By the way, there's a bit about the Hope & Anchor beerhouse shown in the other pics with the same drawing on pages 61 - 62 of 'Central Birmingham Pubs', by Joseph McKenna, published this year by Tempus. This is a superb little book, with a wealth of information, but you can only read a page at a time. t £12.99 it's very good value, much recommended.
Peter
 
There's a Gullet that runs pretty near to the side of my house (c.1907), linking Stockwell and Windermere Roads. So they weren't unique to the old inner city; we had them in the posher areas as well. We even have the bollards to stop through traffic - not carts these days but stolen BMWs with police cars in pursuit.
 
Peter There were a number of Gullets in the area and the bollards were at one end only to stop it being uesd as a rat run but people could still take carts in at the one end to get goods etc. and one other strange thing is Gullets were not named
 
Peter Excluding Postie's Pic, the last two photos were taken in the Gullet that ran between Lichfield St and Stafford St which follows the line of James Watt Queensway between Masshouse Circus and Lancaster Circus the Gullet ended were the Scout shop (still is or used to be) overlooks Lancaster Circus
Those two photo's of the Court are now under the main entrance ot the Birmingham Central Methodist Church and the one previous would be under the car park of the Queen Elizabeth Courts
 
Peter, James Burgoyne took all the pictures and they can be dated roughly as on a pic I will put on later is a bill poster arranging a sale of building material Oct 21st 1881
 
Wow that's a good one Postie.  What was the round chimney-like thing next to the houses, do you know?
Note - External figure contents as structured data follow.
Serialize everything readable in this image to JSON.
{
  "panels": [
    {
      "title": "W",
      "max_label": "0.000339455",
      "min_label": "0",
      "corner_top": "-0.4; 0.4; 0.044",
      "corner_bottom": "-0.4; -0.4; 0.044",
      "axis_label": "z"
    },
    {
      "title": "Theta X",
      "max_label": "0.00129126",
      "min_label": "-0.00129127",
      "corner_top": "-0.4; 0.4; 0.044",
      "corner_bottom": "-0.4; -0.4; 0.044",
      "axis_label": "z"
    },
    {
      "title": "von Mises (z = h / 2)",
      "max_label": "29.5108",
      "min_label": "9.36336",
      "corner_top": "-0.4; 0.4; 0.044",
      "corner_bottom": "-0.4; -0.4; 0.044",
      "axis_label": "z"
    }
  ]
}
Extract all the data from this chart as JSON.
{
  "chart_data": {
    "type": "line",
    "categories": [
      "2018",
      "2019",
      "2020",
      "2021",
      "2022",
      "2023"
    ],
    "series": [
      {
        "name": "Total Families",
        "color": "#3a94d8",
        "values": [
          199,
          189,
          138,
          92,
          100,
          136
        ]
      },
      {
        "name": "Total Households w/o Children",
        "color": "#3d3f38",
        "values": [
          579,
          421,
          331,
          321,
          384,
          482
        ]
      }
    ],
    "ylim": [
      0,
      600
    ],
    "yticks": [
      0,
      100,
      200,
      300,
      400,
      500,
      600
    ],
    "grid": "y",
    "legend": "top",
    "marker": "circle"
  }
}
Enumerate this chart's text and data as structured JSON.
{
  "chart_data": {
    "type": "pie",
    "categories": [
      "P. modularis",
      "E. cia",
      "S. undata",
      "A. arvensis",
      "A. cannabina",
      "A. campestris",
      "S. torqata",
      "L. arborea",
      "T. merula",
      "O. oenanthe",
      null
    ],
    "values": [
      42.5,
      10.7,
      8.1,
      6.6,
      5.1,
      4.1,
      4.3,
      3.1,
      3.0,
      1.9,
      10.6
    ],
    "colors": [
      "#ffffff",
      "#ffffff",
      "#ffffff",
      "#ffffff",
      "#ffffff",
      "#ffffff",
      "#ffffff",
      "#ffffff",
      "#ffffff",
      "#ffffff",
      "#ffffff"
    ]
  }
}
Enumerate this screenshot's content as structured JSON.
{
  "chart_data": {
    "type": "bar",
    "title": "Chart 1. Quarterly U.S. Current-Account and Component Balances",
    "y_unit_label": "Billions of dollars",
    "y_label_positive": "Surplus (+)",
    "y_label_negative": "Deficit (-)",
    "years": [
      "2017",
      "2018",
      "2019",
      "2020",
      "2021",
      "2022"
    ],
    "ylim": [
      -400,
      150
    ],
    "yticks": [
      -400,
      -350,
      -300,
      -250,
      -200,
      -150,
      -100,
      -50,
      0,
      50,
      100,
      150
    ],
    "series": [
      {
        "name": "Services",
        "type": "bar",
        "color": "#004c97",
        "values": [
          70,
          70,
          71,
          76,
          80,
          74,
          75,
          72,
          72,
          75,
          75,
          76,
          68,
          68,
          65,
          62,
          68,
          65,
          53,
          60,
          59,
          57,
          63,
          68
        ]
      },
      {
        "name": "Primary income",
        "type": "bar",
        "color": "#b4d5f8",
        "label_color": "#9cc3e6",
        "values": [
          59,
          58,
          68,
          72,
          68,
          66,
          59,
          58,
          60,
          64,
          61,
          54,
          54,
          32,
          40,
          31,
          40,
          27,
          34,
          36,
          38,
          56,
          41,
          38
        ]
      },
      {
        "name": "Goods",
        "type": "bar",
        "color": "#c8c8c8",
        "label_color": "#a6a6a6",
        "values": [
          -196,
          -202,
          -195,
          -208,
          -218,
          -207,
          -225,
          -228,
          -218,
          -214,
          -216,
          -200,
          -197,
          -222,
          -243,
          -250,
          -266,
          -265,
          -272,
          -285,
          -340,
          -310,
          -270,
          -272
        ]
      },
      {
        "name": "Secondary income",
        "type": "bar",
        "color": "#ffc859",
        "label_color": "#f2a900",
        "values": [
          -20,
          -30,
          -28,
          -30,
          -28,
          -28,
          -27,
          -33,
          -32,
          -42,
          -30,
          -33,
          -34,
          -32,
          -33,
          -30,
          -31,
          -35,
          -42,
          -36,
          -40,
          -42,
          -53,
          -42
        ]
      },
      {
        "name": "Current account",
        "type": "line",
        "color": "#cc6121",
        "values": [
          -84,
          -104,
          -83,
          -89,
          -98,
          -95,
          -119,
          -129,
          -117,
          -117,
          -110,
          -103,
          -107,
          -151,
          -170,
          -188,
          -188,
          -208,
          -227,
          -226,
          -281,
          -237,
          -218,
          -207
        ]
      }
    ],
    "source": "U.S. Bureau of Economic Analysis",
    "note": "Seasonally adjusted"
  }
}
I'm on about the pic of Birmingham from Bradford Street... ;D



ChrisB
 
Harborne, the round brick onion-shaped structures were kilns, usually for bricks or pottery. There used to be a lot in the Potteries of course, and were quite common at one time. I think there's at least one preserved just north of Stourbridge by the canal.
Peter
 
According to "Birmingham Street Names compiled by Joseph McKenna":
"The Gullet, formerly The Ditch, ran parallel to Stafford Street. By the middle of the 19th century the Gullet had developed a reputation of lawlessness. It was destroyed by Chamberlin's improvement scheme of the 1880's".